The last plane encompasses the many aspects of the game’s aesthetic design. In the short term, there’s the direct sensory experience, which includes images, sound, and even the haptic elements of force feedback and vibrating game controllers. Stylistic choices in writing and art set the game’s tone—whether it’s funny, serious, foreboding, or silly. Many games also contain more contemplative elements that unfold over the long term, such as narratives with evolving story arcs.

A game’s aesthetics can be readily changed without affecting the underlying mechanics governing play. You can swap out the standard black-and-white chess pieces with Civil War, ancient Chinese, or Star Trek figures, but you’re still playing chess. So it’s important that the underlying planes of the experience are sound, no matter how glossy the surface. Nonetheless, the aesthetic you use has a profound impact on the player’s experience of the game. You can’t peel the artful qualities of Red Dead Redemption or Plants vs. Zombies away from their game mechanics without completely changing each one’s effect (Figure 3-4).

The quirky art style of Plants vs. Zombies is an important part of its player experience.

POPCAP

Figure 3-4. The quirky art style of Plants vs.
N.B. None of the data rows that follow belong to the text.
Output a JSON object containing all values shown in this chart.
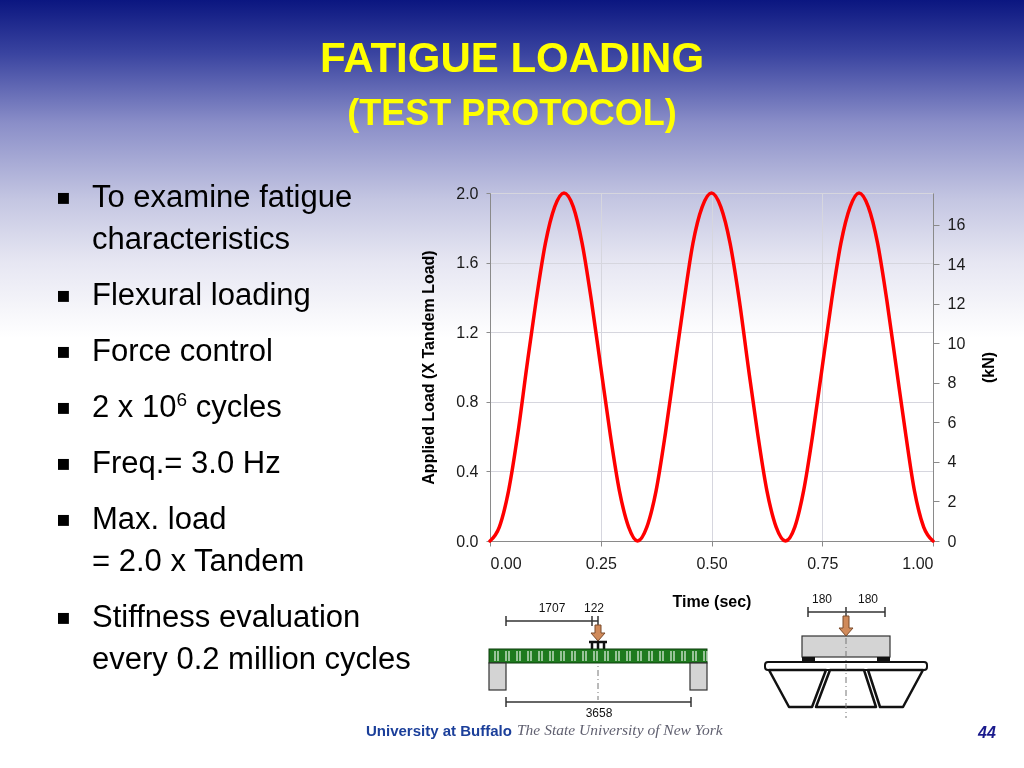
{
  "chart_data": {
    "type": "line",
    "title": "FATIGUE LOADING",
    "subtitle": "(TEST PROTOCOL)",
    "xlabel": "Time (sec)",
    "ylabel": "Applied Load (X Tandem Load)",
    "y2label": "(kN)",
    "x": [
      0,
      0.021,
      0.042,
      0.063,
      0.083,
      0.104,
      0.125,
      0.146,
      0.167,
      0.188,
      0.208,
      0.229,
      0.25,
      0.271,
      0.292,
      0.313,
      0.333,
      0.354,
      0.375,
      0.396,
      0.417,
      0.438,
      0.458,
      0.479,
      0.5,
      0.521,
      0.542,
      0.563,
      0.583,
      0.604,
      0.625,
      0.646,
      0.667,
      0.688,
      0.708,
      0.729,
      0.75,
      0.771,
      0.792,
      0.813,
      0.833,
      0.854,
      0.875,
      0.896,
      0.917,
      0.938,
      0.958,
      0.979,
      1
    ],
    "series": [
      {
        "color": "#ff0000",
        "values": [
          0,
          0.08,
          0.29,
          0.62,
          1,
          1.38,
          1.71,
          1.92,
          2,
          1.92,
          1.71,
          1.38,
          1,
          0.62,
          0.29,
          0.08,
          0,
          0.08,
          0.29,
          0.62,
          1,
          1.38,
          1.71,
          1.92,
          2,
          1.92,
          1.71,
          1.38,
          1,
          0.62,
          0.29,
          0.08,
          0,
          0.08,
          0.29,
          0.62,
          1,
          1.38,
          1.71,
          1.92,
          2,
          1.92,
          1.71,
          1.38,
          1,
          0.62,
          0.29,
          0.08,
          0
        ]
      }
    ],
    "xlim": [
      0,
      1
    ],
    "xticks": [
      {
        "value": 0,
        "label": "0.00"
      },
      0.25,
      {
        "value": 0.5,
        "label": "0.50"
      },
      0.75,
      {
        "value": 1,
        "label": "1.00"
      }
    ],
    "ylim": [
      0,
      2
    ],
    "yticks": [
      {
        "value": 0,
        "label": "0.0"
      },
      0.4,
      0.8,
      1.2,
      1.6,
      {
        "value": 2,
        "label": "2.0"
      }
    ],
    "y2lim": [
      0,
      17.6
    ],
    "y2ticks": [
      0,
      2,
      4,
      6,
      8,
      10,
      12,
      14,
      16
    ],
    "grid": true,
    "annotations": [
      "▪ To examine fatigue characteristics",
      "▪ Flexural loading",
      "▪ Force control",
      "▪ 2 x 10$^{6}$ cycles",
      "▪ Freq.= 3.0 Hz",
      "▪ Max. load\n= 2.0 x Tandem",
      "▪ Stiffness evaluation every 0.2 million cycles",
      "1707",
      "122",
      "3658",
      "180",
      "180",
      "University at Buffalo",
      "The State University of New York",
      "44"
    ]
  }
}
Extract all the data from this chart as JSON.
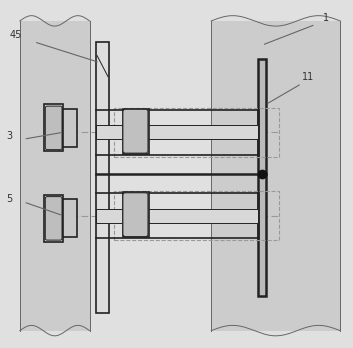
{
  "bg_color": "#e0e0e0",
  "line_color": "#666666",
  "dark_line": "#222222",
  "label_color": "#333333",
  "fig_width": 3.53,
  "fig_height": 3.48,
  "dpi": 100
}
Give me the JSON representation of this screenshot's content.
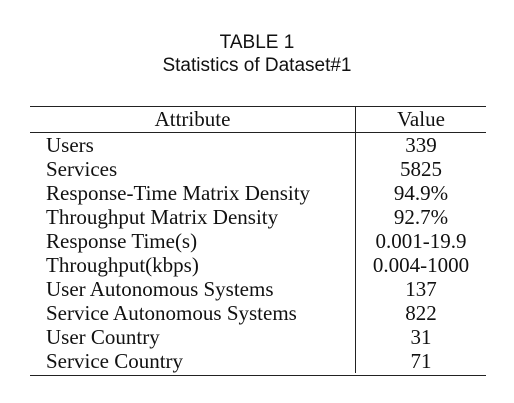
{
  "caption": {
    "number": "TABLE 1",
    "title": "Statistics of Dataset#1"
  },
  "table": {
    "headers": [
      "Attribute",
      "Value"
    ],
    "rows": [
      [
        "Users",
        "339"
      ],
      [
        "Services",
        "5825"
      ],
      [
        "Response-Time Matrix Density",
        "94.9%"
      ],
      [
        "Throughput Matrix Density",
        "92.7%"
      ],
      [
        "Response Time(s)",
        "0.001-19.9"
      ],
      [
        "Throughput(kbps)",
        "0.004-1000"
      ],
      [
        "User Autonomous Systems",
        "137"
      ],
      [
        "Service Autonomous Systems",
        "822"
      ],
      [
        "User Country",
        "31"
      ],
      [
        "Service Country",
        "71"
      ]
    ]
  }
}
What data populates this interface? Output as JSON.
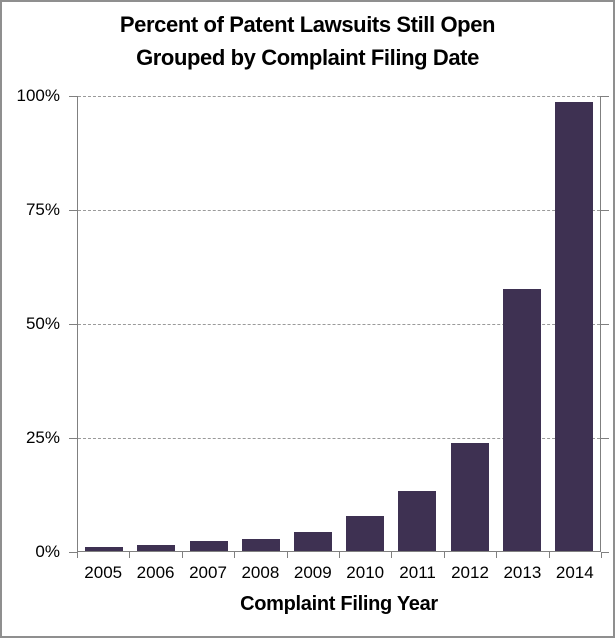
{
  "chart_data": {
    "type": "bar",
    "title": "Percent of Patent Lawsuits Still Open Grouped by Complaint Filing Date",
    "title_lines": [
      "Percent of Patent Lawsuits Still Open",
      "Grouped by Complaint Filing Date"
    ],
    "categories": [
      "2005",
      "2006",
      "2007",
      "2008",
      "2009",
      "2010",
      "2011",
      "2012",
      "2013",
      "2014"
    ],
    "values": [
      0.9,
      1.4,
      2.1,
      2.7,
      4.1,
      7.6,
      13.2,
      23.7,
      57.5,
      98.5
    ],
    "xlabel": "Complaint Filing Year",
    "ylabel": "",
    "ylim": [
      0,
      100
    ],
    "yticks": [
      0,
      25,
      50,
      75,
      100
    ],
    "ytick_labels": [
      "0%",
      "25%",
      "50%",
      "75%",
      "100%"
    ],
    "legend": "none",
    "grid": "horizontal, dashed, at 25% intervals",
    "colors": {
      "bar": "#3E3152",
      "axis": "#808080",
      "gridline": "#9a9a9a",
      "text": "#000000",
      "frame_border": "#8f8f8f",
      "background": "#ffffff"
    }
  }
}
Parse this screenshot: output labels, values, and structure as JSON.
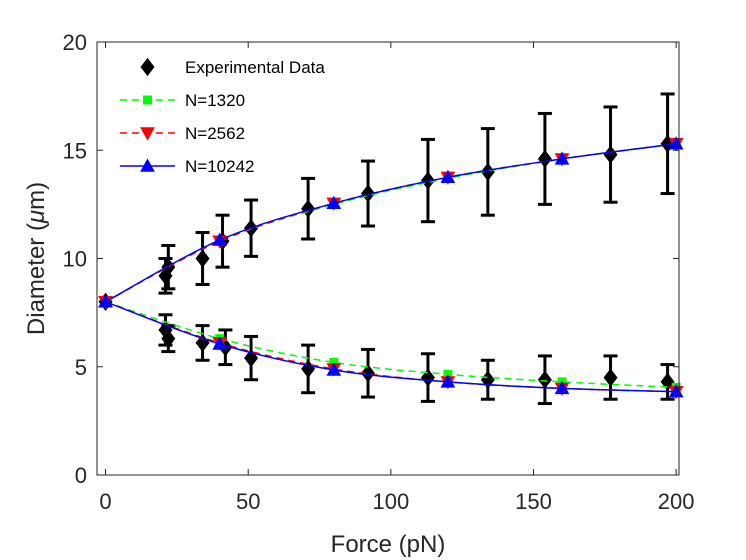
{
  "chart_data": {
    "type": "scatter",
    "title": "",
    "xlabel": "Force (pN)",
    "ylabel": "Diameter (μm)",
    "ylabel_main": "Diameter (",
    "ylabel_mu": "μ",
    "ylabel_tail": "m)",
    "xlim": [
      -3,
      201
    ],
    "ylim": [
      0,
      20
    ],
    "xticks": [
      0,
      50,
      100,
      150,
      200
    ],
    "yticks": [
      0,
      5,
      10,
      15,
      20
    ],
    "xtick_labels": [
      "0",
      "50",
      "100",
      "150",
      "200"
    ],
    "ytick_labels": [
      "0",
      "5",
      "10",
      "15",
      "20"
    ],
    "grid": false,
    "legend_position": "top-left",
    "colors": {
      "experimental": "#000000",
      "n1320": "#00ff00",
      "n2562": "#ff0000",
      "n10242": "#0000ff"
    },
    "experimental": {
      "name": "Experimental Data",
      "upper_branch": [
        {
          "x": 0,
          "y": 8.0,
          "err": 0.0
        },
        {
          "x": 21,
          "y": 9.2,
          "err": 0.8
        },
        {
          "x": 22,
          "y": 9.6,
          "err": 1.0
        },
        {
          "x": 34,
          "y": 10.0,
          "err": 1.2
        },
        {
          "x": 41,
          "y": 10.8,
          "err": 1.2
        },
        {
          "x": 51,
          "y": 11.4,
          "err": 1.3
        },
        {
          "x": 71,
          "y": 12.3,
          "err": 1.4
        },
        {
          "x": 92,
          "y": 13.0,
          "err": 1.5
        },
        {
          "x": 113,
          "y": 13.6,
          "err": 1.9
        },
        {
          "x": 134,
          "y": 14.0,
          "err": 2.0
        },
        {
          "x": 154,
          "y": 14.6,
          "err": 2.1
        },
        {
          "x": 177,
          "y": 14.8,
          "err": 2.2
        },
        {
          "x": 197,
          "y": 15.3,
          "err": 2.3
        }
      ],
      "lower_branch": [
        {
          "x": 21,
          "y": 6.7,
          "err": 0.7
        },
        {
          "x": 22,
          "y": 6.3,
          "err": 0.6
        },
        {
          "x": 34,
          "y": 6.1,
          "err": 0.8
        },
        {
          "x": 42,
          "y": 5.9,
          "err": 0.8
        },
        {
          "x": 51,
          "y": 5.4,
          "err": 1.0
        },
        {
          "x": 71,
          "y": 4.9,
          "err": 1.1
        },
        {
          "x": 92,
          "y": 4.7,
          "err": 1.1
        },
        {
          "x": 113,
          "y": 4.5,
          "err": 1.1
        },
        {
          "x": 134,
          "y": 4.4,
          "err": 0.9
        },
        {
          "x": 154,
          "y": 4.4,
          "err": 1.1
        },
        {
          "x": 177,
          "y": 4.5,
          "err": 1.0
        },
        {
          "x": 197,
          "y": 4.3,
          "err": 0.8
        }
      ]
    },
    "series": [
      {
        "name": "N=1320",
        "key": "n1320",
        "style": "dashed",
        "marker": "square",
        "x": [
          0,
          40,
          80,
          120,
          160,
          200
        ],
        "upper": [
          8.0,
          10.8,
          12.5,
          13.7,
          14.6,
          15.3
        ],
        "lower": [
          8.0,
          6.3,
          5.2,
          4.65,
          4.3,
          4.05
        ]
      },
      {
        "name": "N=2562",
        "key": "n2562",
        "style": "dashed",
        "marker": "triangle-down",
        "x": [
          0,
          40,
          80,
          120,
          160,
          200
        ],
        "upper": [
          8.0,
          10.8,
          12.55,
          13.75,
          14.6,
          15.3
        ],
        "lower": [
          8.0,
          6.1,
          4.9,
          4.3,
          4.0,
          3.85
        ]
      },
      {
        "name": "N=10242",
        "key": "n10242",
        "style": "solid",
        "marker": "triangle-up",
        "x": [
          0,
          40,
          80,
          120,
          160,
          200
        ],
        "upper": [
          8.0,
          10.85,
          12.55,
          13.75,
          14.6,
          15.3
        ],
        "lower": [
          8.0,
          6.05,
          4.85,
          4.3,
          4.0,
          3.85
        ]
      }
    ]
  }
}
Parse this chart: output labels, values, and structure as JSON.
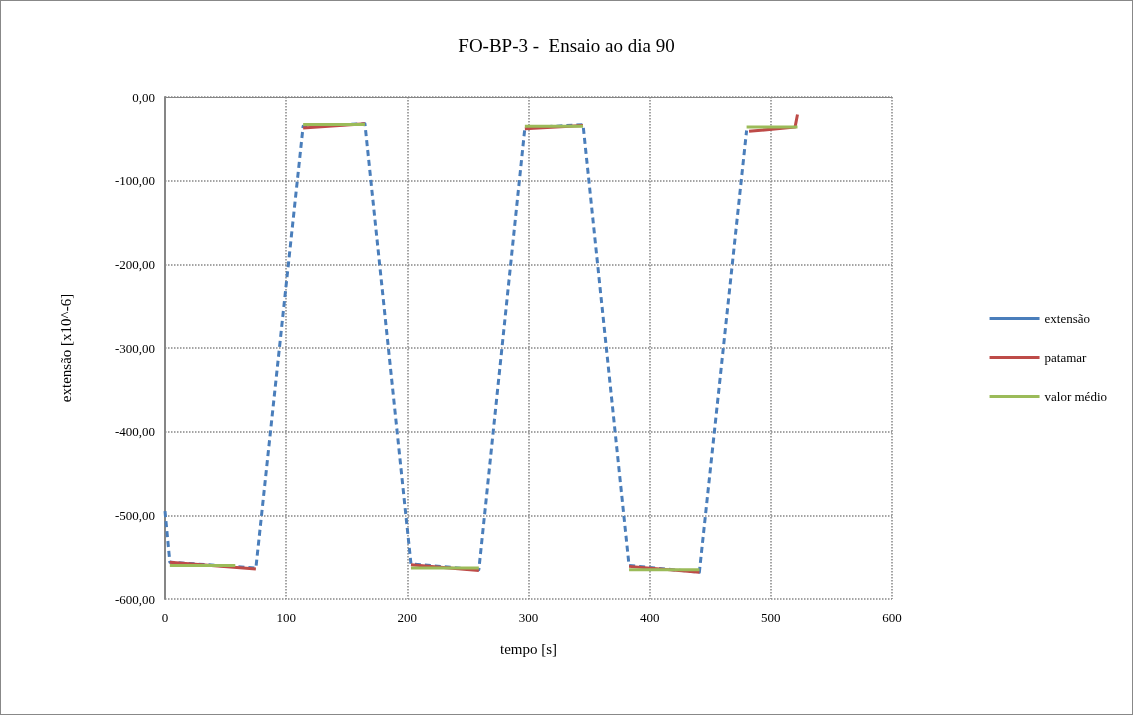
{
  "chart_data": {
    "type": "line",
    "title": "FO-BP-3 -  Ensaio ao dia 90",
    "xlabel": "tempo [s]",
    "ylabel": "extensão [x10^-6]",
    "xlim": [
      0,
      600
    ],
    "xticks": [
      0,
      100,
      200,
      300,
      400,
      500,
      600
    ],
    "ylim": [
      -600,
      0
    ],
    "yticks": [
      {
        "value": -600,
        "label": "-600,00"
      },
      {
        "value": -500,
        "label": "-500,00"
      },
      {
        "value": -400,
        "label": "-400,00"
      },
      {
        "value": -300,
        "label": "-300,00"
      },
      {
        "value": -200,
        "label": "-200,00"
      },
      {
        "value": -100,
        "label": "-100,00"
      },
      {
        "value": 0,
        "label": "0,00"
      }
    ],
    "grid": true,
    "legend": "right",
    "marker": "none",
    "series": [
      {
        "name": "extensão",
        "color": "#4a7ebb",
        "line_style": "dashed",
        "x": [
          0,
          4,
          75,
          114,
          165,
          203,
          259,
          297,
          345,
          383,
          441,
          480
        ],
        "values": [
          -495,
          -556,
          -563,
          -35,
          -32,
          -558,
          -565,
          -37,
          -33,
          -560,
          -568,
          -40
        ]
      },
      {
        "name": "patamar",
        "color": "#be4b48",
        "line_style": "solid",
        "x": [
          4,
          75,
          90,
          114,
          165,
          185,
          203,
          259,
          280,
          297,
          345,
          365,
          383,
          441,
          460,
          482,
          520,
          522
        ],
        "values": [
          -556,
          -564,
          null,
          -37,
          -32,
          null,
          -559,
          -566,
          null,
          -38,
          -34,
          null,
          -561,
          -568,
          null,
          -41,
          -36,
          -21
        ]
      },
      {
        "name": "valor médio",
        "color": "#9bbb59",
        "line_style": "solid",
        "x": [
          4,
          58,
          90,
          114,
          165,
          185,
          203,
          259,
          280,
          297,
          345,
          365,
          383,
          441,
          460,
          480,
          522
        ],
        "values": [
          -560,
          -560,
          null,
          -33,
          -33,
          null,
          -563,
          -563,
          null,
          -35,
          -35,
          null,
          -565,
          -565,
          null,
          -36,
          -36
        ]
      }
    ]
  }
}
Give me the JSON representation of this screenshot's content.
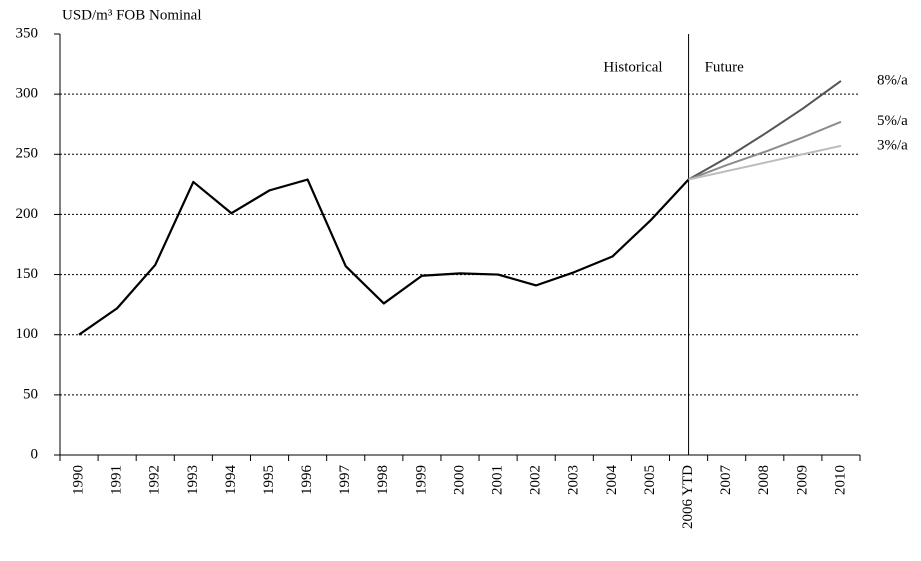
{
  "chart_data": {
    "type": "line",
    "y_label": "USD/m³ FOB Nominal",
    "annotations": [
      "Historical",
      "Future"
    ],
    "categories": [
      "1990",
      "1991",
      "1992",
      "1993",
      "1994",
      "1995",
      "1996",
      "1997",
      "1998",
      "1999",
      "2000",
      "2001",
      "2002",
      "2003",
      "2004",
      "2005",
      "2006 YTD",
      "2007",
      "2008",
      "2009",
      "2010"
    ],
    "series": [
      {
        "color": "#000000",
        "values": [
          100,
          122,
          158,
          227,
          201,
          220,
          229,
          157,
          126,
          149,
          151,
          150,
          141,
          152,
          165,
          195,
          229,
          null,
          null,
          null,
          null
        ]
      },
      {
        "name": "8%/a",
        "color": "#555555",
        "values": [
          null,
          null,
          null,
          null,
          null,
          null,
          null,
          null,
          null,
          null,
          null,
          null,
          null,
          null,
          null,
          null,
          229,
          247,
          267,
          288,
          311
        ]
      },
      {
        "name": "5%/a",
        "color": "#8c8c8c",
        "values": [
          null,
          null,
          null,
          null,
          null,
          null,
          null,
          null,
          null,
          null,
          null,
          null,
          null,
          null,
          null,
          null,
          229,
          241,
          252,
          264,
          277
        ]
      },
      {
        "name": "3%/a",
        "color": "#bdbdbd",
        "values": [
          null,
          null,
          null,
          null,
          null,
          null,
          null,
          null,
          null,
          null,
          null,
          null,
          null,
          null,
          null,
          null,
          229,
          236,
          243,
          250,
          257
        ]
      }
    ],
    "ylim": [
      0,
      350
    ],
    "yticks": [
      0,
      50,
      100,
      150,
      200,
      250,
      300,
      350
    ],
    "grid": true
  }
}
Zombies is an important part of its player experience.

What about Fun?

You might be wondering where fun factors into this model. Fun is, of course, the most important quality of games, and the most compelling reason why people want to play. However, games can’t be directly designed to be “fun” any more than a software experience can be directly designed to be “satisfying.” If designers had access to a “fun” dial, it would be a simple task to crank it all the way up and make every game the most awesome game ever.

Unfortunately, it’s not that easy. Instead, fun emerges from the experience when all of the elements work well together. Conversely, fun dies when any plane hasn’t been adequately addressed. Fun is the consequence of sound game design. Understanding game experiences as planes of motivation, meaningful choices, balance, usability, and aesthetics allows us to focus on the qualities that create the feeling of fun.



[17] Garrett, J. J. (2002). The elements of user experience: User-centered design for the Web. Indianapolis, IN: New Riders, p. 21.